Government records show there were at least 4,550 water ponds in the affected areas (1,578 ponds in Yangon; 2,972 ponds in Ayeyarwady). Yet even before Nargis, securing clean drinking water had been a challenge.
Few people have access to piped water, with most residents reliant on rainwater harvesting tanks, communal rainwater ponds, open wells, tube wells and rivers.
And though access to water did not present a serious problem during this year's rainy season (from mid-May until end-October), some parts of the storm-ravaged region still faced shortages.
In a bid to address that, the UN Children's Fund (UNICEF), with its partners, has been working to clean up contaminated ponds, as well as provide water-storage containers.
According to its report released this month, UNICEF provided 30,000 plastic water-storage containers (90l), more than 40,000 jerry cans (10-20l) and 130,000 plastic buckets (14l).
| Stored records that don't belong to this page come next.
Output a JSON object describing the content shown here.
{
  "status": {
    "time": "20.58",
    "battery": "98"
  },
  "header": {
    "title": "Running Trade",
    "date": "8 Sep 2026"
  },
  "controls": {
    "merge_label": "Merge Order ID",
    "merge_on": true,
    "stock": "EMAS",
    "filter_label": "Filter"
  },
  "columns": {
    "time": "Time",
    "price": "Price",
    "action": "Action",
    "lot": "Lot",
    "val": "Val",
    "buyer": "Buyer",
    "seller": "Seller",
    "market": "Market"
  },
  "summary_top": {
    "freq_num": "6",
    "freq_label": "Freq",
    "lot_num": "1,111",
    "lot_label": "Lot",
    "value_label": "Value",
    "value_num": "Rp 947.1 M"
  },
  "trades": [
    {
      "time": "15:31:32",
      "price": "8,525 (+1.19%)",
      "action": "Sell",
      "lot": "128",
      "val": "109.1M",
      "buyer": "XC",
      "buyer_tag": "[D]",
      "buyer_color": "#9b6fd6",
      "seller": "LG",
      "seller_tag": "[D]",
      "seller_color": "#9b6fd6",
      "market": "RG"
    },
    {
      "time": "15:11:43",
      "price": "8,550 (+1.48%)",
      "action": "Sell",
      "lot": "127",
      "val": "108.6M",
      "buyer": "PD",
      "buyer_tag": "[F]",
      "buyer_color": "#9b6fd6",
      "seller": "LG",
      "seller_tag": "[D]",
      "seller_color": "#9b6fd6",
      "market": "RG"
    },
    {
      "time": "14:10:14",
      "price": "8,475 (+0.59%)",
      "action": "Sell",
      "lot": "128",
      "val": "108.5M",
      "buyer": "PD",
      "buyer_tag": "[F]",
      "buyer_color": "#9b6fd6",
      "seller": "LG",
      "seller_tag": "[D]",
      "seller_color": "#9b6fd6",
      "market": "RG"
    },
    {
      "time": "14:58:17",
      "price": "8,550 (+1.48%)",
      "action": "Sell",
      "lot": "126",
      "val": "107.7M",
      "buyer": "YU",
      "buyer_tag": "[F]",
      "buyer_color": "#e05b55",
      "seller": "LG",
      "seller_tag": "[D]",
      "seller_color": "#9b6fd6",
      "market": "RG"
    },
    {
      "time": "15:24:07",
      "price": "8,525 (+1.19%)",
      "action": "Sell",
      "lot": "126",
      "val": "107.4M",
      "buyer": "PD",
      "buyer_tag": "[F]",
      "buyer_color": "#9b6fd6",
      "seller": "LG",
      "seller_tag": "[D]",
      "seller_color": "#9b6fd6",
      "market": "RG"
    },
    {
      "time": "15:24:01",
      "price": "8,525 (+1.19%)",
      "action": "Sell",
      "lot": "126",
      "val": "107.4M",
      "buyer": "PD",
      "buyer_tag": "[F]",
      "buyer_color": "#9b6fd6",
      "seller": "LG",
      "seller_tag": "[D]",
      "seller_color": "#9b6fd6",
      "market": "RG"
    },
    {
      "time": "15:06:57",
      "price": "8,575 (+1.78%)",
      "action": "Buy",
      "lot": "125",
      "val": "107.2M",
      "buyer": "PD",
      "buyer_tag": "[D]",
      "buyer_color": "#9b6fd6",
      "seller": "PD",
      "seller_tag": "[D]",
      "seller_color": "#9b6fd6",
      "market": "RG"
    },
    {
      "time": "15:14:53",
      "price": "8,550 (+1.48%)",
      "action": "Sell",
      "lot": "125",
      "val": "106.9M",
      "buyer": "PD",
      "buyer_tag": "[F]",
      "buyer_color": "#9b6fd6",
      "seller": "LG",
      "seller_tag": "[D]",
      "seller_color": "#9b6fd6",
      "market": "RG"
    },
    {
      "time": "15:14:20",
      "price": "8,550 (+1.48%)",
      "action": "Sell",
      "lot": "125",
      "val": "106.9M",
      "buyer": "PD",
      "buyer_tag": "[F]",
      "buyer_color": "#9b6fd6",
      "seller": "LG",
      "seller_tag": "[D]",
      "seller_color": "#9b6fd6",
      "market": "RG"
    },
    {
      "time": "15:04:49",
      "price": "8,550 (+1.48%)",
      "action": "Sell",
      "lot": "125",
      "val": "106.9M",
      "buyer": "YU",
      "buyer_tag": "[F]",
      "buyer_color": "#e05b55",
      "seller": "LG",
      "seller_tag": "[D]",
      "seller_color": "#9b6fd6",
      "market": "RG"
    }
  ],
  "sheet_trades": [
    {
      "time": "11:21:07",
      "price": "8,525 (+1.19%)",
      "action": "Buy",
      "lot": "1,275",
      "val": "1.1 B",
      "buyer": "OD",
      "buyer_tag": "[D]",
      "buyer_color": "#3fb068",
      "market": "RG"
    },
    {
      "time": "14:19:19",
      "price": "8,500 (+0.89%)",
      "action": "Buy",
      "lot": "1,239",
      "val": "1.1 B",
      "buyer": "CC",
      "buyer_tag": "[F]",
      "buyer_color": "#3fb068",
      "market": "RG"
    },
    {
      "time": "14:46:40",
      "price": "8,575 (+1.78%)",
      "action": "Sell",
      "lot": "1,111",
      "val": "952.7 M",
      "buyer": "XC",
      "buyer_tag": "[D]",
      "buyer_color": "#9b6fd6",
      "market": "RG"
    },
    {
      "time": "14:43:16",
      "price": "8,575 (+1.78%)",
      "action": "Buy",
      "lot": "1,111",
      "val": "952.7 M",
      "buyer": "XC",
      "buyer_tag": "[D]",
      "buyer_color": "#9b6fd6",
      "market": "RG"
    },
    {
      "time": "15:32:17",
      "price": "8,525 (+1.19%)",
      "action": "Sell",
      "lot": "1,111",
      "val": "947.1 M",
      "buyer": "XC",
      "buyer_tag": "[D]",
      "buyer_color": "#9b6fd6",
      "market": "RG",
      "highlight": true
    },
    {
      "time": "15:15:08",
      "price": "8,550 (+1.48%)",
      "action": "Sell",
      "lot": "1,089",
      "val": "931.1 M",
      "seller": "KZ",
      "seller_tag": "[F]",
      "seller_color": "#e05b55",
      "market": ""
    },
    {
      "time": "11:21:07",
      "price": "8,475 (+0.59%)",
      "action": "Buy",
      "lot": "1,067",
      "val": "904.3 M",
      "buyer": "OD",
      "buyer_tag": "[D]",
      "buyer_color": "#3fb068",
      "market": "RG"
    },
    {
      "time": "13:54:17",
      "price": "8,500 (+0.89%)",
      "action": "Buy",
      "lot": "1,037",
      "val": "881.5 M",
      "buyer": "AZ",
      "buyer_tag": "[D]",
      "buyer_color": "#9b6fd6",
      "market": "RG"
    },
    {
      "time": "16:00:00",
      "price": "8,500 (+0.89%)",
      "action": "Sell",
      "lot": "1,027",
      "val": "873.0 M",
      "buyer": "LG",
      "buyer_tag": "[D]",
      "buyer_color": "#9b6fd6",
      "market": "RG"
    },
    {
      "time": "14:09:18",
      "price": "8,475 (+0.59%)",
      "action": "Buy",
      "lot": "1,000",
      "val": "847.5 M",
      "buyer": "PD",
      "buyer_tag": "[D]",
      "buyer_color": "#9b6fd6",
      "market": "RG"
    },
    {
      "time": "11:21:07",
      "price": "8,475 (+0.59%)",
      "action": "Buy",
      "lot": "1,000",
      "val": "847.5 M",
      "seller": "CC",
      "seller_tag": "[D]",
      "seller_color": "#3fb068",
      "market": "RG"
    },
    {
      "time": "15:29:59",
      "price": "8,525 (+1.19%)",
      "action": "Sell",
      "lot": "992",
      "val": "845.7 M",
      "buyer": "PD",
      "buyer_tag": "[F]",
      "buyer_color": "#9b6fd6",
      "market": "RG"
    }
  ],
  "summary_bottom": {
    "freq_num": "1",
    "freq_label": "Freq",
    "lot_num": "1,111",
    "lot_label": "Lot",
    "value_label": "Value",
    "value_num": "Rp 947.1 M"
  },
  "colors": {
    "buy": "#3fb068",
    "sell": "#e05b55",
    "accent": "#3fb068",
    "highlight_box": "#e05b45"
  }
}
It also provided water purification chemicals to approximately 200,000 people, along with more than 22,000 bottles of waterguard, a water purification agent, and 4.5 million chlorine tablets.
According to UNICEF, to date some 1,500 contaminated ponds have been cleaned up, as well as another 300 as part of a preventative measure.
Based on that, Waldemar Pickardt, chief of water and environmental sanitation at UNICEF/Myanmar, told IRIN the agency now had enough time to prepare to provide people with adequate water should the ponds run out during the dry season.
The agency had installed eight water treatment plants in Bogale, Pyapon, Labutta, Mawgyun and Dala in the cyclone-affected area, each capable of producing between 4,000 and 15,000 litres of safe water per hour.
Moreover, UNICEF was able to relocate those water treatment plants to other areas at risk of a water shortage during the dry season.
'We will relocate water treatment plants by the river or stream where fresh water is available,' said Pickardt. 'These machines will treat the fresh water for the needy cyclone-hit families.'
As for the ponds that still need refilling, weather indicators suggest lower than normal precipitation this year.
Labutta, which was badly affected by the cyclone, received about 43cm of rain in July, against 80cm in the same month of 2007, according to government figures.
The August figure was 46.2cm compared with 64.3cm of rainfall in the same month last year.